Get legal advice if you're in any doubt as to which privacy laws apply to you or how to comply with them.

Where to Display Your Dropshipping Privacy Policy

Where to Display Your Dropshipping Privacy Policy

Once you've created your Privacy Policy, you need to display it somewhere prominent on your website or mobile app. It must be easy for customers to find your Policy and agree to its terms before they share personal data with you in any way.

With this in mind, there are a few places where you might consider linking to your Privacy Policy. Let's break them down.

One of the most obvious places to put a Privacy Policy link is your website footer. If you place the link beside your other key policies, customers can find it quickly.

Taylor Stitch, for example, places a link to its Privacy Policy right beside the Terms and Conditions. As you'll see, it's titled "Privacy" rather than "Privacy Policy," which is fine because it's still obvious which document customers are reading:

Taylor Stitch website footer with Privacy Policy link highlighted

Ensure it's visible on both the desktop and mobile versions of your website.

Points of Data Collection

Before you collect someone's data, take steps to ensure that they consent to your Privacy Policy. You can do this by placing links to your Policy at the point of data collection such as:

  • When someone opens an account
  • Before a customer completes a purchase
  • When someone signs up to receive marketing or other communications from you
  • Within other linked policies

Here's an example from Verve Coffee. Before someone completes a purchase, they have the option to opt in to special offers and marketing messages, as well as view the store's Privacy Policy and Terms of Service. This allows the customer to know exactly what they're agreeing to before they check out or opting in:

Verve Coffee checkout form with checkbox for marketing communications and Privacy Policy and Terms and Service links highlighted

Within Other Policies

Finally, you should link to your dropshipping Privacy Policy within your other key documents, like your Terms of Service and Returns Policy. This way, customers can quickly move between documents to source the information they need without wasting time searching around your website.
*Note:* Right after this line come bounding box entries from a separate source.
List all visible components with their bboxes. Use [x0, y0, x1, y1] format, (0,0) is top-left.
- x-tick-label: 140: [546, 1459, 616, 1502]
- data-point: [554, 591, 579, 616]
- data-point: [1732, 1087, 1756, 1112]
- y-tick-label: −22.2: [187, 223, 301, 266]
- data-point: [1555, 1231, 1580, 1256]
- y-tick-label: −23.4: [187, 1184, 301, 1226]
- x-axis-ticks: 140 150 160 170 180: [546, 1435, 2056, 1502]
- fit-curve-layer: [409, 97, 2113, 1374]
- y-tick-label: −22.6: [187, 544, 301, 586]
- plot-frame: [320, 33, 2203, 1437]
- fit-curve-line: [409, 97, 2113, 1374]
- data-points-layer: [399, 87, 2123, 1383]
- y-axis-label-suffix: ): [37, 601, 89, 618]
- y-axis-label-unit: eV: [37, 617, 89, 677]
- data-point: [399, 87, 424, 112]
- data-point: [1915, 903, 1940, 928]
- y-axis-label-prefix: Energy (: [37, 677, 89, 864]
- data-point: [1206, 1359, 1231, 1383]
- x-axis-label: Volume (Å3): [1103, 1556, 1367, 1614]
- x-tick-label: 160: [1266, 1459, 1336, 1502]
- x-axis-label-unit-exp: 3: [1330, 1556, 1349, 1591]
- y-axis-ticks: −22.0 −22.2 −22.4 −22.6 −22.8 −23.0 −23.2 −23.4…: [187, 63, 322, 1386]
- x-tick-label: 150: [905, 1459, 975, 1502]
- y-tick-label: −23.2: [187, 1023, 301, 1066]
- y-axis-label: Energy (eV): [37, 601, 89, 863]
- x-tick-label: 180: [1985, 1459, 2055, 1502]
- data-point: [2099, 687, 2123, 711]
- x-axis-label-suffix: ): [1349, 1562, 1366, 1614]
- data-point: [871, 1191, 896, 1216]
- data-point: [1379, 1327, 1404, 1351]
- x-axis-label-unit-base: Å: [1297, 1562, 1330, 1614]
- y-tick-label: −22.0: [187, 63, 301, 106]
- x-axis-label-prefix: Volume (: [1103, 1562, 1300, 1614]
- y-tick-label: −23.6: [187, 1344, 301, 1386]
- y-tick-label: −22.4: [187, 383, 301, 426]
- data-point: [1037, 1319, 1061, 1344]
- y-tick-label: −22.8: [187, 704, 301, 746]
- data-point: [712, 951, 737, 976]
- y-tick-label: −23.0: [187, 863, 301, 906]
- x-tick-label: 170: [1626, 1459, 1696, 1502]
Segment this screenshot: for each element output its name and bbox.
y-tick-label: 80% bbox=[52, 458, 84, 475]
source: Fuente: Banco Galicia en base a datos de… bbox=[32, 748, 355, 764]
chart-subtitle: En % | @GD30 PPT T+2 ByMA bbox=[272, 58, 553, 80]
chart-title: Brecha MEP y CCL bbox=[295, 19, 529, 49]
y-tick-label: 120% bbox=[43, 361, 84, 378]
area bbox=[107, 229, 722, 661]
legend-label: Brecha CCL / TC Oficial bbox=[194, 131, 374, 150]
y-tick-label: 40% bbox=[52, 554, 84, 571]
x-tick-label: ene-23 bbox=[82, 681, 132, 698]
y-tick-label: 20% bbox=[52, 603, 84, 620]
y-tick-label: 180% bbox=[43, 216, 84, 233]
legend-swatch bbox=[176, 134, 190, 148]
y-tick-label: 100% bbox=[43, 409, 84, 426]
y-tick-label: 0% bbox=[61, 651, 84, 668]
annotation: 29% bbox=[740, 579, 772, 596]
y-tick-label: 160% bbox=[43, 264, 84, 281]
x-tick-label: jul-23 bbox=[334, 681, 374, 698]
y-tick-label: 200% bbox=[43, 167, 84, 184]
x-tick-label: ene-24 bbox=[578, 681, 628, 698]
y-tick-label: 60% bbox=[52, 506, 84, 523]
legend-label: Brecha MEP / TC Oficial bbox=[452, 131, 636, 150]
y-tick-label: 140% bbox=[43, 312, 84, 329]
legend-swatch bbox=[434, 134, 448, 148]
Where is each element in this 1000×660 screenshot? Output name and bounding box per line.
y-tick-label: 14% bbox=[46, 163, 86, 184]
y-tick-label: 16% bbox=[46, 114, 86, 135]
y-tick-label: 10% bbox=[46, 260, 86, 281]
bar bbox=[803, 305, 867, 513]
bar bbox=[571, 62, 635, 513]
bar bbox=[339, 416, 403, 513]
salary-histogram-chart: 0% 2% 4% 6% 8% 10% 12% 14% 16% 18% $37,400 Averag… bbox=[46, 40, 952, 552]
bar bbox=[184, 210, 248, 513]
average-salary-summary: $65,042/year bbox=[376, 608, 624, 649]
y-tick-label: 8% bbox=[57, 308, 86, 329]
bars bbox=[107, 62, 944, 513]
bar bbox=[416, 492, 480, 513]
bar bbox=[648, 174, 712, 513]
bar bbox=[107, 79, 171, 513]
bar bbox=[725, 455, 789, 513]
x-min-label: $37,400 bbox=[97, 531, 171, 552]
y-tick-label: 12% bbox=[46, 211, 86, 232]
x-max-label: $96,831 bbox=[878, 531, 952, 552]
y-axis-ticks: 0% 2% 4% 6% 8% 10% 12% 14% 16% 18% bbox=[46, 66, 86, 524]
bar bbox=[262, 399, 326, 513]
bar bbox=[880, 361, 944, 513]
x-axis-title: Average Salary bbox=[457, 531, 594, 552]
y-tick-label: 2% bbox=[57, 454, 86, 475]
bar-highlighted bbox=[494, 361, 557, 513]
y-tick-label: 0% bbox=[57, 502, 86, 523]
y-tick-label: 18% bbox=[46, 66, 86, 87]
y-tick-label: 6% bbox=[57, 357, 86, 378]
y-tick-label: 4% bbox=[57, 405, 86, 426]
Here's an example from Shopify's own Terms of Service. You can't use the store unless you consent to the Terms, Privacy Policy, and Acceptable Use Policy. So, to make it easy for users to understand what they're consenting to, Shopify links to all policies within the Terms of Service:

Shopify Terms of Service: You must read, agree and accept terms and agreements section with agreement links highlighted

Ideally, place the link near the start of your other policy so customers can find it easily.

Conclusion

If you run a dropshipping store of any kind, then you must create a legally compliant Privacy Policy and post it somewhere obvious on your website for customers to read before doing business with you, such as:

  • The website footer
  • At the point of data collection (signing up for emails, completing an order, etc.)
  • Within other policies

Your Privacy Policy must include, at a minimum, the following clauses:

  • Introduction
  • Business contact details
  • Applicable laws
  • Consumer rights over personal data
  • Type of data collected
  • Purpose of data collection
  • Data sharing purposes
  • How you collect data
  • Third party tracking and sharing practices

It's a good idea to link through to your other policies, too.

Remember to always check any applicable laws to see what other additional clauses you may need.